No, seriously, I felt quite bemused. In part, I am aware that I shall probably need to engage with one of her real books if I’m to think through some of her arguments. This introduction (as one might expect from published lectures) is very poorly footnoted and at times loosely argued. Frequently I felt as though I had stepped through the looking glass, and entered some bizarre parallel world. At one level she engages in a radical deconstruction of the Old Testament text through various aporiae, looking for all the world like an scholarly conspiracy theorist. At another level she invites an almost gullible acceptance of her theories worthy of a Dan Brown with actual academic ability and a deep knowledge of the subject matter.
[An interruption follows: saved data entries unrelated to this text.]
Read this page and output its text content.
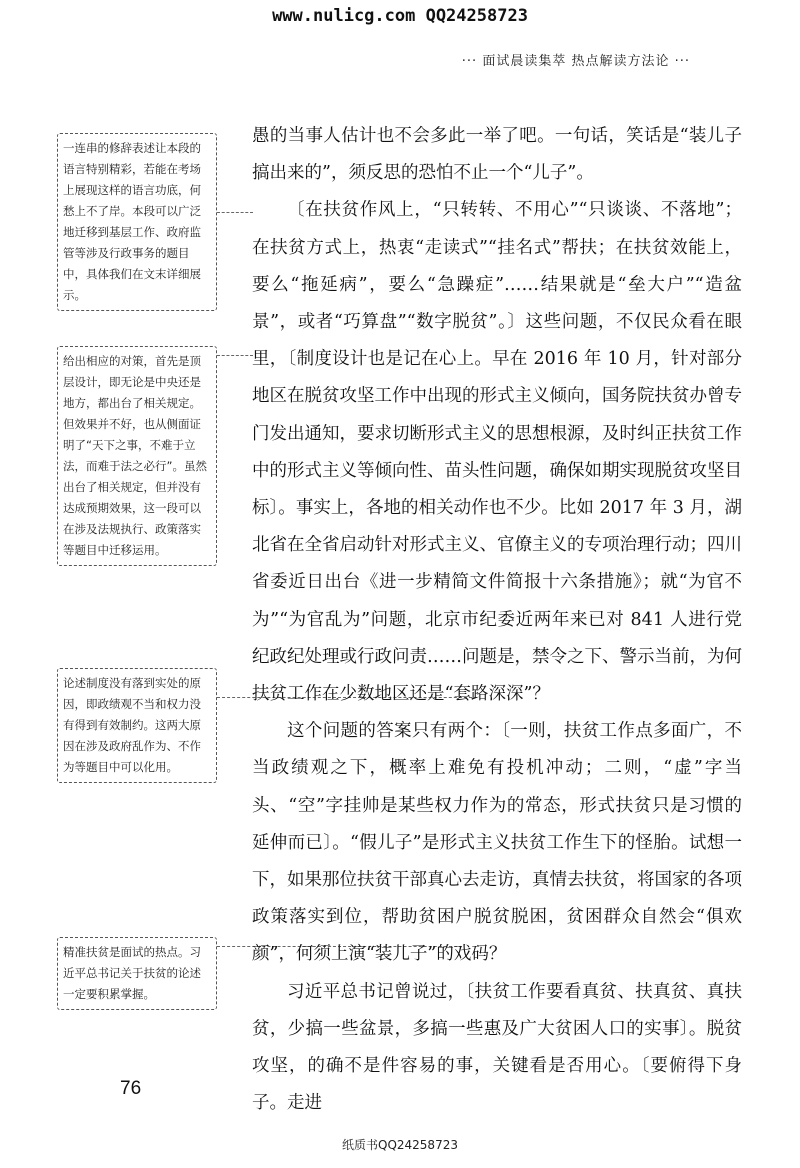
www.nulicg.com QQ24258723
··· 面试晨读集萃 热点解读方法论 ···
一连串的修辞表述让本段的语言特别精彩，若能在考场上展现这样的语言功底，何愁上不了岸。本段可以广泛地迁移到基层工作、政府监管等涉及行政事务的题目中，具体我们在文末详细展示。
给出相应的对策，首先是顶层设计，即无论是中央还是地方，都出台了相关规定。但效果并不好，也从侧面证明了“天下之事，不难于立法，而难于法之必行”。虽然出台了相关规定，但并没有达成预期效果，这一段可以在涉及法规执行、政策落实等题目中迁移运用。
论述制度没有落到实处的原因，即政绩观不当和权力没有得到有效制约。这两大原因在涉及政府乱作为、不作为等题目中可以化用。
精准扶贫是面试的热点。习近平总书记关于扶贫的论述一定要积累掌握。

愚的当事人估计也不会多此一举了吧。一句话，笑话是“装儿子搞出来的”，须反思的恐怕不止一个“儿子”。

〔在扶贫作风上，“只转转、不用心”“只谈谈、不落地”；在扶贫方式上，热衷“走读式”“挂名式”帮扶；在扶贫效能上，要么“拖延病”，要么“急躁症”……结果就是“垒大户”“造盆景”，或者“巧算盘”“数字脱贫”。〕这些问题，不仅民众看在眼里，〔制度设计也是记在心上。早在 2016 年 10 月，针对部分地区在脱贫攻坚工作中出现的形式主义倾向，国务院扶贫办曾专门发出通知，要求切断形式主义的思想根源，及时纠正扶贫工作中的形式主义等倾向性、苗头性问题，确保如期实现脱贫攻坚目标〕。事实上，各地的相关动作也不少。比如 2017 年 3 月，湖北省在全省启动针对形式主义、官僚主义的专项治理行动；四川省委近日出台《进一步精简文件简报十六条措施》；就“为官不为”“为官乱为”问题，北京市纪委近两年来已对 841 人进行党纪政纪处理或行政问责……问题是，禁令之下、警示当前，为何扶贫工作在少数地区还是“套路深深”？

这个问题的答案只有两个：〔一则，扶贫工作点多面广，不当政绩观之下，概率上难免有投机冲动；二则，“虚”字当头、“空”字挂帅是某些权力作为的常态，形式扶贫只是习惯的延伸而已〕。“假儿子”是形式主义扶贫工作生下的怪胎。试想一下，如果那位扶贫干部真心去走访，真情去扶贫，将国家的各项政策落实到位，帮助贫困户脱贫脱困，贫困群众自然会“俱欢颜”，何须上演“装儿子”的戏码？

习近平总书记曾说过，〔扶贫工作要看真贫、扶真贫、真扶贫，少搞一些盆景，多搞一些惠及广大贫困人口的实事〕。脱贫攻坚，的确不是件容易的事，关键看是否用心。〔要俯得下身子。走进

76
纸质书QQ24258723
Somehow I am unconvinced that certain superficial similarities between late mediaeval Orthodox practices, and possible reconstructions of early Israelite worship indicate a persistent secret oral tradition passed on from pre-Deuteronomic Judaism to apostolic Christianity and beyond. Most research is now pointing us towards a fundamentally Law observant Jesus, and Deuteronomy is frequently quoted in the early Christian writings.
Although this says nothing about the rightness or wrongness of Barker’s argument, I can’t help also registering my unease. It seems to me that a part of her argument is that a Judaism based around Moses and the Torah is a polemical rewriting of earlier Israelite religion, and Christianity is the true inheritor of the faith of Abraham and David. Any conclusion of this sort needs a far stronger argument than these lectures contain, and a far greater awareness of the political and theological ramifications.
I think I need to read one of her bigger books – probably, given some of the stuff I’m currently thinking about, The Great High Priest. On the other hand, I can’t say I’m putting it terribly high up my list. I can see why she is rarely cited. Useful observations are so enmeshed in a web of speculation that disentangling one from the other needs detailed engagement. A great many people sem to have taken the view that the whole problem is best ignored.
I’d be interested in knowing whether others think this little book has given me a false impression, and whether a more detailed engagement with her theories would be worthwhile.
{ 3 comments }
with the little, you get the big.
I’ve recently become fascinated with Margaret Barker, and I’d be most intrigued to know your further thoughts. On the one hand, the material that links the Temple to early Christianity is exciting, on the other it seems to say that unless we worship like the Orthodox we’re not properly Christian – and that seems to run against the logic of a lot of other things that Jesus taught. I have ‘Great High Priest’ on my shelf but haven’t read it yet.
Most of her books are poorly footnoted, if they are documented at all. She’s no exemplar of academic rigor, and I disagree with her as often as I agree, but she is usually stimulating, and highlights some fascinating connections I wouldn’t otherwise notice.
The “conspiracy” claim is looney, and her Second God theory is unconvincing, but I do think she has a point about early Christian adoption of priestly theology. I think scholarship in general has placed too much emphasis on the Deuteronomistic and prophetic traditions at the expense of the priestly, and Barker (especially in The Gate of Heaven) is a nice counterbalance to that.
I see this as a parallel to the work of folks like Jon Levenson and Jon Klawans on the Hebrew Bible, who also attack the anti-priestly bias evident in so much of the scholarship.